The IBEW Local 1245 members who work at Sacramento Regional Transit (SRT) ensure over 1.5 million residents can safely travel to and from work, home, and school throughout Sacramento County each year. With 67 bus routes, 229 buses, and one of the busiest light rail systems in the nation, SRT and its workers play a critical role in creating more livable and walkable communities, while also ensuring that those who rely on public transit can get where they need to go.
Earlier this year, Sacramento hosted the first and second rounds of NCAA’s “March Madness,” during which SRT transported more than 9,000 basketball fans who flocked to the area for the tournament. From North Sacramento to Downtown to Rancho Cordova, Local 1245 members are hard at work every day to make sure SRT runs safely and smoothly for residents and visitors alike.
“Making the track safe”
In North Sacramento, Track Maintainer Paul Williams starts off each day with a safety briefing at the main repair center before heading off to work through his list of tasks for the day. Typically, he’ll either be in the field doing inspections or in the shop doing repairs or fabrications for the light rail tracks. A fabricator by trade and a certified welder, Williams’ job also entails making important repairs on insulators throughout the day.
“We go out there and look at the track that the light rail runs on, and check all the switches and all the components that make the track safe for our customers,” explains Williams.
“Head on a swivel”
Teng Vang, a Level 1 Line Worker, performs regular maintenance at the substation to ensure everything is running properly. He recently moved from the maintenance program to the apprentice training program – where he says safety is key.
“Anytime you’re working with high voltage sub-signals… everyone has to have their head on a swivel,” he said.
Just beginning his career at SRT, Vang is enthusiastic about the opportunities and support he has available to him through his union job.
“I like what I do. It’s something I never thought I would be doing, but it’s a challenge, and I want to be doing something that not everybody does,” he explained.
“Safety as number one”
Earl Eldreth, a Line Worker Technician, has been with SRT for nearly two decades and is responsible for keeping things on track – literally. When the Utility Reporter caught up with him in Rancho Cordova at the F Line Substation, he and his team were performing a quarterly inspection.
“We’re doing some minor testing of the protective relays in the substation, and making sure everything is working as intended,” he explained.

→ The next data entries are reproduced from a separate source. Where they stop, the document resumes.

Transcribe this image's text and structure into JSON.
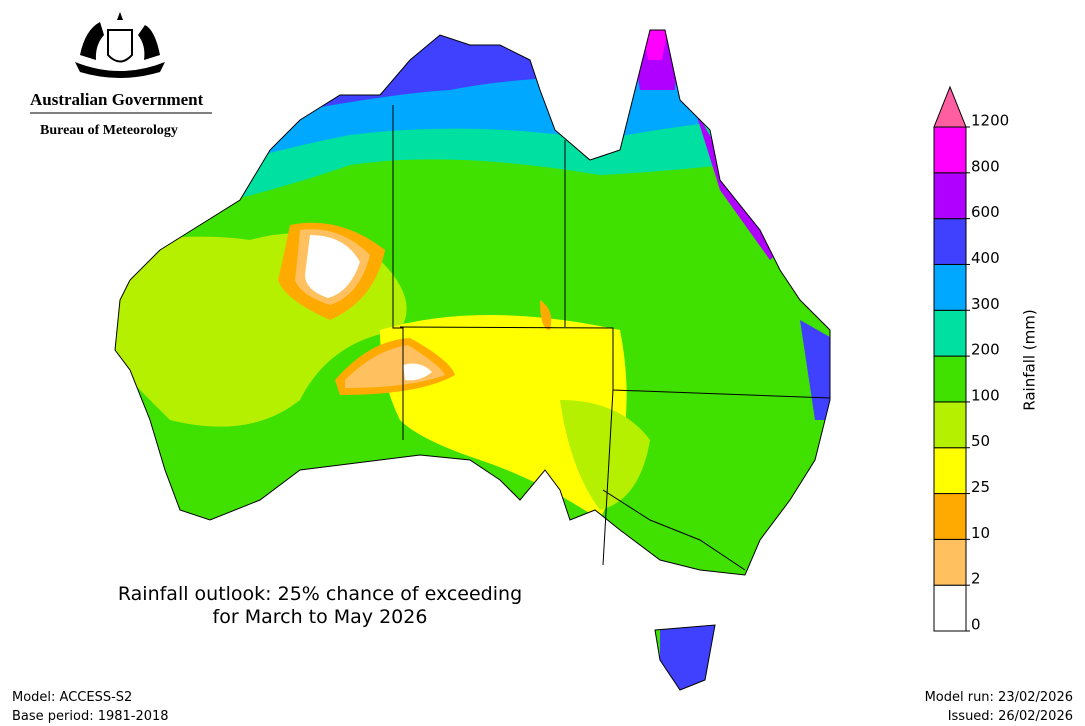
{
  "header": {
    "government": "Australian Government",
    "bureau": "Bureau of Meteorology"
  },
  "title": [
    "Rainfall outlook: 25% chance of exceeding",
    "for March to May 2026"
  ],
  "colorbar": {
    "label": "Rainfall (mm)",
    "ticks": [
      0,
      2,
      10,
      25,
      50,
      100,
      200,
      300,
      400,
      600,
      800,
      1200
    ],
    "colors": [
      "#ffffff",
      "#ffc060",
      "#ffaa00",
      "#ffff00",
      "#b4f000",
      "#40e000",
      "#00e0a0",
      "#00a8ff",
      "#4040ff",
      "#b000ff",
      "#ff00ff"
    ],
    "extend_color": "#ff5fa0"
  },
  "footer": {
    "model": "Model: ACCESS-S2",
    "base_period": "Base period: 1981-2018",
    "model_run": "Model run: 23/02/2026",
    "issued": "Issued: 26/02/2026"
  }
}
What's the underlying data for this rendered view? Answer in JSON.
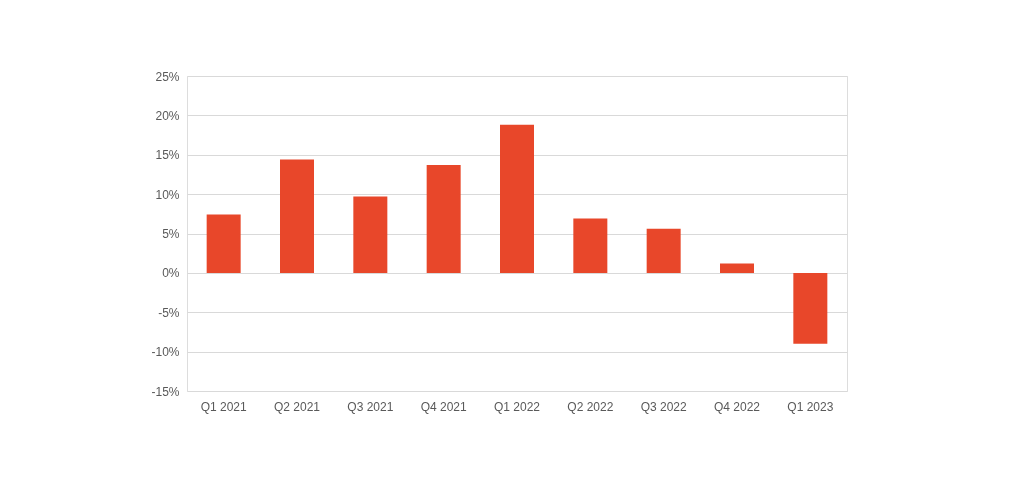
{
  "chart_data": {
    "type": "bar",
    "categories": [
      "Q1 2021",
      "Q2 2021",
      "Q3 2021",
      "Q4 2021",
      "Q1 2022",
      "Q2 2022",
      "Q3 2022",
      "Q4 2022",
      "Q1 2023"
    ],
    "values": [
      7.4,
      14.4,
      9.7,
      13.7,
      18.8,
      6.9,
      5.6,
      1.2,
      -9.0
    ],
    "color": "#e8472a",
    "ylim": [
      -15,
      25
    ],
    "yticks": [
      {
        "value": -15,
        "label": "-15%"
      },
      {
        "value": -10,
        "label": "-10%"
      },
      {
        "value": -5,
        "label": "-5%"
      },
      {
        "value": 0,
        "label": "0%"
      },
      {
        "value": 5,
        "label": "5%"
      },
      {
        "value": 10,
        "label": "10%"
      },
      {
        "value": 15,
        "label": "15%"
      },
      {
        "value": 20,
        "label": "20%"
      },
      {
        "value": 25,
        "label": "25%"
      }
    ],
    "grid": "y"
  }
}
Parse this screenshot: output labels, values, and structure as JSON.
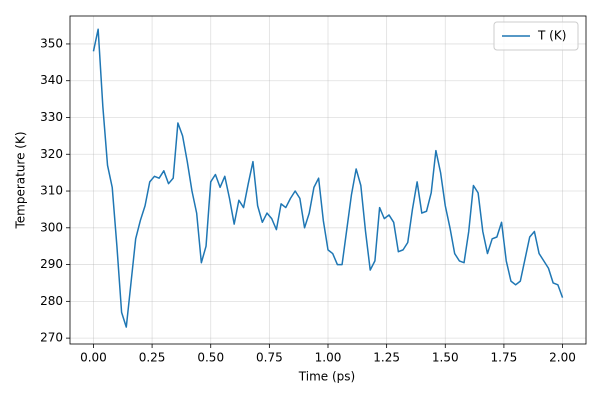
{
  "chart_data": {
    "type": "line",
    "x_label": "Time (ps)",
    "y_label": "Temperature (K)",
    "x": [
      0.0,
      0.02,
      0.04,
      0.06,
      0.08,
      0.1,
      0.12,
      0.14,
      0.16,
      0.18,
      0.2,
      0.22,
      0.24,
      0.26,
      0.28,
      0.3,
      0.32,
      0.34,
      0.36,
      0.38,
      0.4,
      0.42,
      0.44,
      0.46,
      0.48,
      0.5,
      0.52,
      0.54,
      0.56,
      0.58,
      0.6,
      0.62,
      0.64,
      0.66,
      0.68,
      0.7,
      0.72,
      0.74,
      0.76,
      0.78,
      0.8,
      0.82,
      0.84,
      0.86,
      0.88,
      0.9,
      0.92,
      0.94,
      0.96,
      0.98,
      1.0,
      1.02,
      1.04,
      1.06,
      1.08,
      1.1,
      1.12,
      1.14,
      1.16,
      1.18,
      1.2,
      1.22,
      1.24,
      1.26,
      1.28,
      1.3,
      1.32,
      1.34,
      1.36,
      1.38,
      1.4,
      1.42,
      1.44,
      1.46,
      1.48,
      1.5,
      1.52,
      1.54,
      1.56,
      1.58,
      1.6,
      1.62,
      1.64,
      1.66,
      1.68,
      1.7,
      1.72,
      1.74,
      1.76,
      1.78,
      1.8,
      1.82,
      1.84,
      1.86,
      1.88,
      1.9,
      1.92,
      1.94,
      1.96,
      1.98,
      2.0
    ],
    "series": [
      {
        "name": "T (K)",
        "color": "#1f77b4",
        "values": [
          348,
          354,
          333,
          317,
          311,
          295,
          277,
          273,
          285,
          297,
          302,
          306,
          312.5,
          314,
          313.5,
          315.5,
          312,
          313.5,
          328.5,
          325,
          318,
          310,
          304,
          290.5,
          295,
          312.5,
          314.5,
          311,
          314,
          308,
          301,
          307.5,
          305.5,
          312,
          318,
          306,
          301.5,
          304,
          302.5,
          299.5,
          306.5,
          305.5,
          308,
          310,
          308,
          300,
          304,
          311,
          313.5,
          302,
          294,
          293,
          290,
          290,
          299.5,
          309,
          316,
          311.5,
          299,
          288.5,
          291,
          305.5,
          302.5,
          303.5,
          301.5,
          293.5,
          294,
          296,
          305,
          312.5,
          304,
          304.5,
          309.5,
          321,
          315,
          306,
          300,
          293,
          291,
          290.5,
          299,
          311.5,
          309.5,
          299,
          293,
          297,
          297.5,
          301.5,
          291,
          285.5,
          284.5,
          285.5,
          291.5,
          297.5,
          299,
          293,
          291,
          289,
          285,
          284.5,
          281
        ]
      }
    ],
    "xlim": [
      -0.1,
      2.1
    ],
    "ylim": [
      268.4,
      357.6
    ],
    "xticks": [
      {
        "value": 0.0,
        "label": "0.00"
      },
      {
        "value": 0.25,
        "label": "0.25"
      },
      {
        "value": 0.5,
        "label": "0.50"
      },
      {
        "value": 0.75,
        "label": "0.75"
      },
      {
        "value": 1.0,
        "label": "1.00"
      },
      {
        "value": 1.25,
        "label": "1.25"
      },
      {
        "value": 1.5,
        "label": "1.50"
      },
      {
        "value": 1.75,
        "label": "1.75"
      },
      {
        "value": 2.0,
        "label": "2.00"
      }
    ],
    "yticks": [
      270,
      280,
      290,
      300,
      310,
      320,
      330,
      340,
      350
    ],
    "grid": true,
    "legend": "upper right"
  }
}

SRT is regulated by both the Federal Railroad Administration (FRA) and the State of California Public Utilities Commission (PUC). IBEW 1245 members like Eldreth work to ensure that SRT meets all federal requirements, including inspections.
“We do all the signal work on the rail, the switches, signals, grade crossings, and interlockings,” he said. “We do all that testing and all the periodic inspections that have to be done.”
As a more experienced worker, Eldreth also helps to support and instruct new hires as they work through SRT’s rigorous new training program.
“It’s a program that just started a couple years ago, and we’re making sure we teach safety as number one,” said Eldreth.
“The union helps us out”
There’s no question that the workers at SRT value the union and the many benefits that it has afforded them.
“[IBEW 1245} keeps us in a good job, a good working environment, and top pay,” said Eldreth. “And they back us up if we ever get into some kind of trouble.”
Although he’s much newer to the union, Vang agrees with Eldreth’s perspective.
“I like that it gives us a voice … and if we’re not being treated fairly, it helps us out,” said Vang. “I think the union is something for us to keep.”
But with a U.S. Supreme Court case threatening to undercut everything that the workers at SRT – and other unionized public employers all across the nation – have fought for over the years, they’ll need to take action if they want to keep the union strong. More than a dozen SRT workers have formed a Volunteer Organizing Committee (VOC), and this fall they began reaching out to their co-workers one-on-one, to talk to them about the union and ensure that they’ll maintain their union membership even if the Supreme Court rules to disband union shops in the public sector.
The campaign kicked off on October 9, and within just the first 24 hours, the group had already collected signed re-authorization cards from 68 of their co-workers. Their goal is to reach 100% of the bargaining unit members before Thanksgiving, and as of this writing, the group was on track to meet that goal.